The lodge room itself was described as quite unique in style and character. It is an absolute square with a timber ceiling. An octagonal dome in the roof throws a soft, subdued light over the whole room. Heating was by Messrs Musgrave's system; ventilation was provided by cold air admitted below the pipes and controlled by regulating valves, with extraction by two of Boyle's ventilators in the roof. Artificial lighting was by two arc incandescent lamps, each of one hundred candle power, fitted by Mr John Clements, who was also responsible for all plumbing and gas fitting.

Along two walls and part of a third are twenty-six stalls with shaped backs and armrests. At the east wall is a dais, flanked on each side by a handsome balustrade, with a canopy over the chairs of the Worshipful Master and others at the centre. The canopy is formed by a moulded pediment supported by square panelled pillars with carved capitals, embellished with the emblematic jewel of the Worshipful Master. At the west end is a second dais and pediment of similar character but less ornate. Masonic emblems mark the positions of the other officers. All chairs were specially made and specially presented. All fittings and furniture were carried out in solid oak. The joinery was executed by Messrs Mayers and Co under their foreman Mr Gillespie, to the architect's designs.

Historically, a Masonic lodge had existed in Holywood from 1813 to 1856, meeting at various temporary locations across the town. A new lodge was constituted in 1868, as announced in the Freemasons' Magazine, initially meeting at Mr Leister's Hotel on Main Street. The lodge subsequently met at a variety of locations including the Assembly Rooms, the Presbyterian Church, and the former National School building before this permanent hall was built.

The hall was constructed in 1904. The contractor was Messrs J and R Thompson of Short Strand. The total cost of construction was recorded in the valuer's notes as £830. It was named the McCammon Memorial Masonic Hall in memory of the late Provincial Deputy Grand Master of Down, A. McCammon. Godfrey Ferguson was also the architect for the Freemasons' Hall in Lurgan, dedicated in 1900, and was well known as the architect to the Northern Bank.

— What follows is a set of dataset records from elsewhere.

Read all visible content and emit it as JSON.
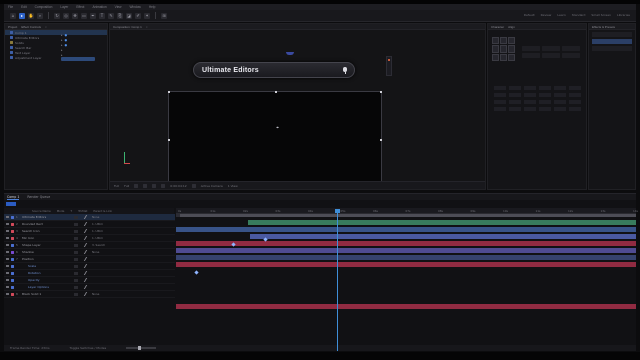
{
  "app": {
    "menu": [
      "File",
      "Edit",
      "Composition",
      "Layer",
      "Effect",
      "Animation",
      "View",
      "Window",
      "Help"
    ],
    "workspaces": [
      "Default",
      "Review",
      "Learn",
      "Standard",
      "Small Screen",
      "Libraries"
    ]
  },
  "project_panel": {
    "header": "Project",
    "effect_controls_header": "Effect Controls",
    "items": [
      "Comp 1",
      "Ultimate Editors",
      "Solids",
      "Search Bar",
      "Text Layer",
      "Adjustment Layer"
    ]
  },
  "composition": {
    "tab_label": "Composition: Comp 1",
    "search_bar_text": "Ultimate Editors",
    "viewer_zoom": "Full",
    "viewer_res": "Full",
    "viewer_timecode": "0:00:04:12",
    "viewer_camera": "Active Camera",
    "viewer_views": "1 View"
  },
  "character_panel": {
    "header": "Character",
    "align_header": "Align"
  },
  "right_panel": {
    "header": "Effects & Presets"
  },
  "timeline": {
    "tabs": [
      "Comp 1",
      "Render Queue"
    ],
    "active_tab": "Comp 1",
    "columns": [
      "Source Name",
      "Mode",
      "T",
      "TrkMat",
      "Parent & Link"
    ],
    "ruler_labels": [
      "0s",
      "01s",
      "02s",
      "03s",
      "04s",
      "05s",
      "06s",
      "07s",
      "08s",
      "09s",
      "10s",
      "11s",
      "12s",
      "13s",
      "14s"
    ],
    "layers": [
      {
        "num": "1",
        "name": "Ultimate Editors",
        "parent": "None",
        "color": "#4a6fd1"
      },
      {
        "num": "2",
        "name": "Rounded Rect",
        "parent": "1. Ultim",
        "color": "#d24a5a"
      },
      {
        "num": "3",
        "name": "Search Icon",
        "parent": "1. Ultim",
        "color": "#d24a5a"
      },
      {
        "num": "4",
        "name": "Mic Icon",
        "parent": "1. Ultim",
        "color": "#d24a5a"
      },
      {
        "num": "5",
        "name": "Shape Layer",
        "parent": "3. Search",
        "color": "#4a6fd1"
      },
      {
        "num": "6",
        "name": "Shadow",
        "parent": "None",
        "color": "#7a4ad1"
      },
      {
        "num": "7",
        "name": "Position",
        "parent": "",
        "color": "#4a6fd1"
      },
      {
        "num": "",
        "name": "Scale",
        "parent": "",
        "color": "#4a6fd1"
      },
      {
        "num": "",
        "name": "Rotation",
        "parent": "",
        "color": "#4a6fd1"
      },
      {
        "num": "",
        "name": "Opacity",
        "parent": "",
        "color": "#4a6fd1"
      },
      {
        "num": "",
        "name": "Layer Options",
        "parent": "",
        "color": "#4a6fd1"
      },
      {
        "num": "8",
        "name": "Black Solid 1",
        "parent": "None",
        "color": "#d24a5a"
      }
    ],
    "footer_left": "Frame Render Time: 23ms",
    "footer_right": "Toggle Switches / Modes"
  },
  "colors": {
    "accent": "#2d62c8",
    "playhead": "#3f8ed8",
    "track_blue": "#5566b8",
    "track_red": "#a8304a",
    "track_green": "#3f8f6a"
  }
}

The building first appears on the fourth edition Ordnance Survey map of 1919–31. It enters the valuation records in 1905 as a Masonic Hall and yard, occupied by the Society of Freemasons and leased from Henry Harrison, with a valuation of £17. In 1916 the rear portion of the building was raised from one storey to two storeys, with the valuation rising to £18 as a result. The Freemasons became the immediate lessors in 1920.

Twenty-three Lodges, Chapters, Councils and Templars meet in Holywood, including John B. Crozier Lodge 497, commemorating the former Rector of Holywood and Archbishop of Armagh, and TVP McCammon Memorial Lodge 540, which commemorates Lieutenant Colonel TVP McCammon, Commanding Officer of the Royal Irish Rifles, who was killed in action in France in 1917.

Although the original windows have been lost, most of the original detailing and the internal layout survive, reflecting the building's unbroken use as a Masonic hall.